6) Texas. Anywhere (even Houston). Anytime. Rain or shine. Drought or flood.

7) Writing. Anything. I’m presently embarked on a book of Texana, though the research is not going well. A recently completed Civil War novel is piling up the rejection slips. But I’ll keep querying agents, and probably try another one of those before long.

And now, as Mr. Goon says, to the victims: Scott Chafin, CGHill, Alan Sullivan, John Salmon, whose comments I can never get to work, so I’ll link this and, maybe, he’ll see it, JD Allen, MK Freeberg, whose WordPress comment thingie on "the blog no one ever reads (except me)," keeps rejecting me, so I’ll try another link he might see, and Akaky Bashmachkin.

Personal Memoirs of U.S. Grant

I finished volume one, having learned a few things I didn’t know. I enjoyed Grant’s direct, detailed style, without the usual flowery to-do of the 1880s. No wonder the memoir is considered a classic.

Hand grenades, for instance. I seem to remember a reference to them before, in one of the many books I’ve read by or about Civil War participants. But Grant tells me they were used by the Confederates in defense of Vicksburg. This site shows one at the bottom of the page, with a paper streamer designed to make it land on the percussion cap in the front to fire it. The Union had them, also.

Exploding musket-balls, now, I never heard of those. "…the wound was terrible," writes Grant who says Union troops also encountered them at Vicksburg. Various Web sites show the ex-Confederates denied using them, but accused the Union of doing so. It’s hard to imagine how to make one.

One of Grant’s interesting points: The South had a great advantage at the beginning of the war in that they had close to forty percent of the Nation’s trained soldiers. And because they had no standing army, those soldiers had to find service with their own state units, meaning "The whole loaf was leavened." The Union’s trained soldiers were largely concentrated in the regular army alone.

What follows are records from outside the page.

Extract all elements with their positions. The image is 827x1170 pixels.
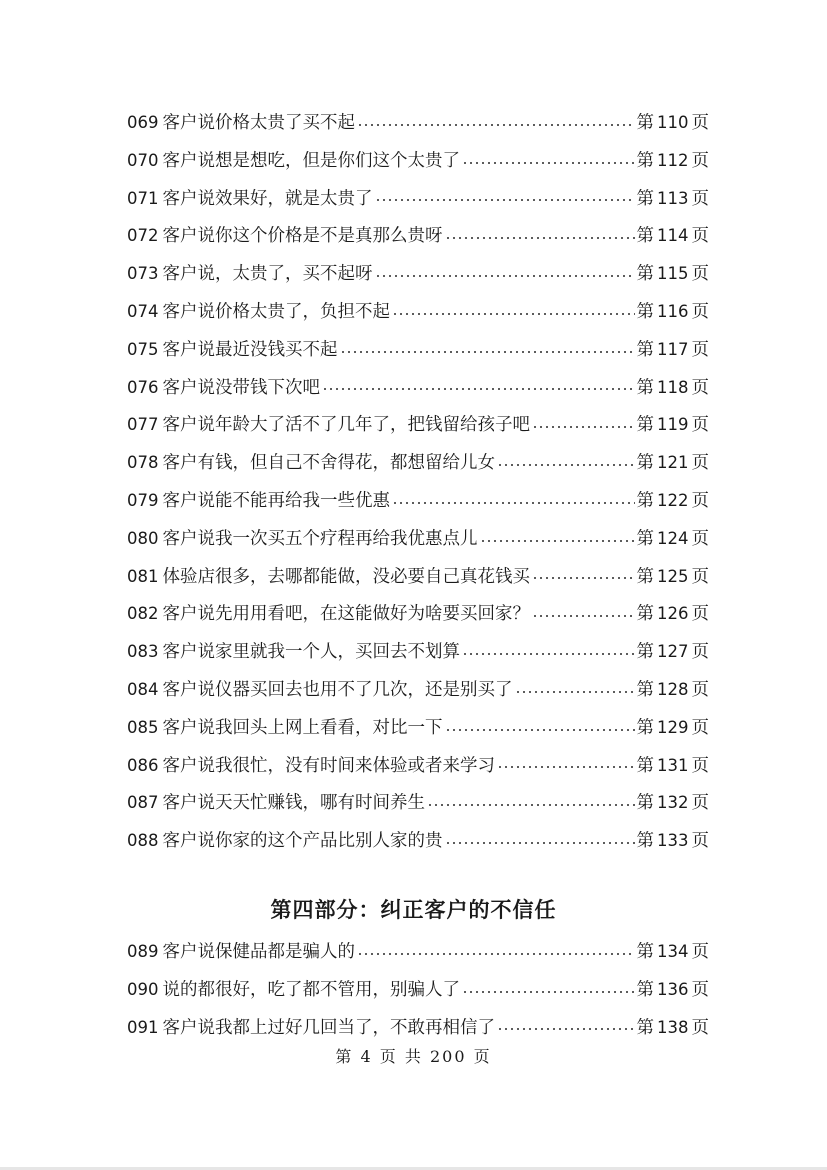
page-number: 112	[657, 150, 689, 170]
dot-leader	[427, 804, 635, 806]
section-title: 第四部分：纠正客户的不信任	[270, 898, 557, 922]
toc-entry	[127, 406, 709, 444]
entry-number: 080	[127, 528, 159, 548]
page-number: 113	[657, 188, 689, 208]
toc-entry	[127, 709, 709, 747]
page-number: 124	[657, 528, 689, 548]
toc-entry	[127, 482, 709, 520]
page-number: 134	[657, 942, 689, 961]
dot-leader	[480, 540, 635, 542]
page-number: 126	[657, 604, 689, 624]
entry-page	[637, 558, 710, 597]
entry-title: 客户说我很忙，没有时间来体验或者来学习	[162, 755, 495, 776]
dot-leader	[532, 615, 635, 617]
page-prefix: 第	[636, 150, 654, 171]
toc-entry	[127, 784, 709, 822]
page-suffix: 页	[691, 377, 709, 398]
page-suffix: 页	[691, 339, 709, 360]
page-prefix: 第	[636, 339, 654, 360]
page-prefix: 第	[636, 942, 654, 962]
entry-page	[637, 1009, 710, 1048]
page-suffix: 页	[691, 642, 709, 663]
toc-entry	[127, 822, 709, 860]
entry-number: 083	[127, 642, 159, 662]
entry-number: 075	[127, 339, 159, 359]
page-suffix: 页	[691, 150, 709, 171]
page-prefix: 第	[636, 831, 654, 852]
page-suffix: 页	[691, 755, 709, 776]
footer-suffix: 页	[473, 1047, 492, 1066]
page-suffix: 页	[691, 528, 709, 549]
entry-page	[637, 933, 710, 972]
page-prefix: 第	[636, 1017, 654, 1038]
page-number: 129	[657, 717, 689, 737]
entry-title: 客户说保健品都是骗人的	[162, 942, 355, 962]
entry-number: 089	[127, 942, 159, 961]
entry-page	[637, 255, 710, 294]
page-prefix: 第	[636, 528, 654, 549]
dot-leader	[532, 577, 635, 579]
dot-leader	[532, 426, 635, 428]
entry-title: 客户说我一次买五个疗程再给我优惠点儿	[162, 528, 478, 549]
entry-page	[637, 104, 710, 143]
page-prefix: 第	[636, 755, 654, 776]
entry-page	[637, 784, 710, 823]
page-number: 122	[657, 490, 689, 510]
toc-entry	[127, 1009, 709, 1047]
page-prefix: 第	[636, 453, 654, 474]
dot-leader	[445, 842, 635, 844]
entry-title: 客户说仪器买回去也用不了几次，还是别买了	[162, 679, 513, 700]
page-prefix: 第	[636, 264, 654, 285]
page-number: 114	[657, 226, 689, 246]
page-suffix: 页	[691, 415, 709, 436]
page-suffix: 页	[691, 793, 709, 814]
page-prefix: 第	[636, 377, 654, 398]
page-suffix: 页	[691, 113, 709, 133]
entry-page	[637, 822, 710, 861]
toc-entry	[127, 180, 709, 218]
entry-title: 客户说先用用看吧，在这能做好为啥要买回家？	[162, 604, 530, 625]
page-number: 128	[657, 679, 689, 699]
entry-title: 说的都很好，吃了都不管用，别骗人了	[162, 979, 460, 1000]
entry-title: 客户说，太贵了，买不起呀	[162, 264, 373, 285]
footer-prefix: 第	[335, 1047, 354, 1066]
toc-entry	[127, 369, 709, 407]
page-prefix: 第	[636, 979, 654, 1000]
entry-title: 客户说天天忙赚钱，哪有时间养生	[162, 793, 425, 814]
entry-title: 客户说我都上过好几回当了，不敢再相信了	[162, 1017, 495, 1038]
page-number: 133	[657, 831, 689, 851]
entry-number: 081	[127, 566, 159, 586]
page-number: 118	[657, 377, 689, 397]
entry-number: 079	[127, 490, 159, 510]
toc-entry	[127, 595, 709, 633]
dot-leader	[375, 275, 635, 277]
page-number: 119	[657, 415, 689, 435]
page-number: 136	[657, 979, 689, 999]
page-prefix: 第	[636, 642, 654, 663]
entry-number: 076	[127, 377, 159, 397]
page-suffix: 页	[691, 264, 709, 285]
dot-leader	[445, 729, 635, 731]
page-suffix: 页	[691, 717, 709, 738]
toc-list-part4	[127, 933, 709, 1046]
page-prefix: 第	[636, 566, 654, 587]
page-prefix: 第	[636, 415, 654, 436]
dot-leader	[497, 1028, 635, 1030]
page-number: 138	[657, 1017, 689, 1037]
toc-entry	[127, 520, 709, 558]
dot-leader	[340, 351, 635, 353]
toc-entry	[127, 747, 709, 785]
entry-title: 客户说最近没钱买不起	[162, 339, 338, 360]
toc-entry	[127, 633, 709, 671]
page-prefix: 第	[636, 490, 654, 511]
page-suffix: 页	[691, 566, 709, 587]
entry-number: 087	[127, 793, 159, 813]
entry-title: 客户说价格太贵了，负担不起	[162, 301, 390, 322]
entry-title: 客户说我回头上网上看看，对比一下	[162, 717, 443, 738]
page-suffix: 页	[691, 188, 709, 209]
entry-title: 客户说家里就我一个人，买回去不划算	[162, 642, 460, 663]
page-suffix: 页	[691, 979, 709, 1000]
dot-leader	[357, 953, 635, 955]
page-number: 115	[657, 264, 689, 284]
entry-page	[637, 369, 710, 408]
dot-leader	[515, 691, 635, 693]
page-prefix: 第	[636, 679, 654, 700]
toc-entry	[127, 142, 709, 180]
entry-page	[637, 595, 710, 634]
entry-title: 客户说你这个价格是不是真那么贵呀	[162, 226, 443, 247]
page-prefix: 第	[636, 113, 654, 133]
entry-page	[637, 331, 710, 370]
entry-title: 客户说年龄大了活不了几年了，把钱留给孩子吧	[162, 415, 530, 436]
entry-page	[637, 747, 710, 786]
entry-page	[637, 482, 710, 521]
dot-leader	[357, 124, 635, 126]
page-number: 125	[657, 566, 689, 586]
dot-leader	[462, 162, 635, 164]
toc-list-part3	[127, 104, 709, 860]
page-number: 132	[657, 793, 689, 813]
entry-number: 078	[127, 453, 159, 473]
page-suffix: 页	[691, 490, 709, 511]
toc-entry	[127, 255, 709, 293]
dot-leader	[497, 766, 635, 768]
page-number: 110	[657, 113, 689, 132]
page-number: 117	[657, 339, 689, 359]
entry-number: 086	[127, 755, 159, 775]
entry-number: 073	[127, 264, 159, 284]
entry-page	[637, 406, 710, 445]
entry-number: 070	[127, 150, 159, 170]
entry-page	[637, 180, 710, 219]
entry-page	[637, 444, 710, 483]
entry-page	[637, 671, 710, 710]
page-number: 121	[657, 453, 689, 473]
toc-entry	[127, 444, 709, 482]
page-suffix: 页	[691, 226, 709, 247]
page-suffix: 页	[691, 453, 709, 474]
entry-number: 091	[127, 1017, 159, 1037]
entry-number: 071	[127, 188, 159, 208]
entry-number: 069	[127, 113, 159, 132]
entry-number: 088	[127, 831, 159, 851]
entry-title: 客户说你家的这个产品比别人家的贵	[162, 831, 443, 852]
dot-leader	[445, 237, 635, 239]
page-footer	[0, 1044, 827, 1067]
toc-entry	[127, 971, 709, 1009]
page-prefix: 第	[636, 188, 654, 209]
page-prefix: 第	[636, 604, 654, 625]
toc-entry	[127, 217, 709, 255]
toc-entry	[127, 933, 709, 971]
page-prefix: 第	[636, 301, 654, 322]
dot-leader	[462, 653, 635, 655]
entry-page	[637, 520, 710, 559]
entry-number: 082	[127, 604, 159, 624]
page-number: 116	[657, 301, 689, 321]
toc-entry	[127, 558, 709, 596]
dot-leader	[322, 388, 635, 390]
page-suffix: 页	[691, 1017, 709, 1038]
entry-number: 084	[127, 679, 159, 699]
entry-title: 客户说没带钱下次吧	[162, 377, 320, 398]
dot-leader	[392, 502, 635, 504]
page-suffix: 页	[691, 942, 709, 962]
toc-entry	[127, 331, 709, 369]
footer-total-pages: 200	[429, 1047, 467, 1066]
entry-number: 090	[127, 979, 159, 999]
page-suffix: 页	[691, 679, 709, 700]
footer-mid: 页 共	[379, 1047, 423, 1066]
page-prefix: 第	[636, 226, 654, 247]
dot-leader	[375, 199, 635, 201]
dot-leader	[462, 991, 635, 993]
entry-page	[637, 709, 710, 748]
entry-page	[637, 142, 710, 181]
toc-entry	[127, 293, 709, 331]
dot-leader	[392, 313, 635, 315]
entry-title: 客户说能不能再给我一些优惠	[162, 490, 390, 511]
page-prefix: 第	[636, 717, 654, 738]
entry-number: 085	[127, 717, 159, 737]
page-suffix: 页	[691, 301, 709, 322]
entry-title: 客户有钱，但自己不舍得花，都想留给儿女	[162, 453, 495, 474]
entry-title: 客户说效果好，就是太贵了	[162, 188, 373, 209]
entry-page	[637, 217, 710, 256]
toc-entry	[127, 104, 709, 142]
entry-page	[637, 971, 710, 1010]
entry-number: 072	[127, 226, 159, 246]
toc-entry	[127, 671, 709, 709]
dot-leader	[497, 464, 635, 466]
page-suffix: 页	[691, 831, 709, 852]
entry-title: 客户说价格太贵了买不起	[162, 113, 355, 133]
entry-number: 074	[127, 301, 159, 321]
page-suffix: 页	[691, 604, 709, 625]
entry-title: 客户说想是想吃，但是你们这个太贵了	[162, 150, 460, 171]
entry-page	[637, 293, 710, 332]
entry-number: 077	[127, 415, 159, 435]
footer-current-page: 4	[360, 1047, 373, 1066]
entry-page	[637, 633, 710, 672]
page-number: 131	[657, 755, 689, 775]
page-number: 127	[657, 642, 689, 662]
entry-title: 体验店很多，去哪都能做，没必要自己真花钱买	[162, 566, 530, 587]
page-prefix: 第	[636, 793, 654, 814]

Good book. I recommend it. On to volume two.

Sell out/buy in

I enjoy reading Cobb, a conservative black engineer, and descendent of a freed black Union soldier in the Civil War, who is decidedly not one of the race hustlers so prevalent these days. Particularly like his current post on who’s a race sell-out and who isn’t. And this remark by one his commenters:

"If you keep your credit clean, and save some money, you will have an easier time managing your financial life in America. If you don’t commit crimes and treat people ethically so they don’t sue you, you won’t have to worry about the justice system. Them’s the rules."

Yep. Worth the read

Waiting for Sherman

"The utmost quiet and good order prevailed. Guards were placed at every house immediately, and with a promptness that was needful; for one residence, standing a little apart, was entered by a squad of bummers in advance of the guard, and in less than ten minutes the lower rooms, store-rooms, and bed-rooms were overhauled and plundered with a swift and business-like thoroughness only attainable by long and extensive practice."

From "The Last Ninety Days of the War in North Carolina," a fascinating old book available on the Web from the University of North Carolina.

Via No Left Turns

The Widow of The South

I read a lot of civil war history, fiction and nonfiction, and some of them I can barely remember, even when seeing their covers again or reading about them in an article. Robert Hicks’ book will stick with you, long after you finish, particular the two major characters, but many of the supporting ones as well. Franklin certainly was one of the bloodiest, least sensible battles of the war, and it’s portrayed well here. But the real story is the aftermath and the way the survivors handled their survival. Hardcover or paper, it’s worth owning. I still pull it off the shelf from time to time to refer to it.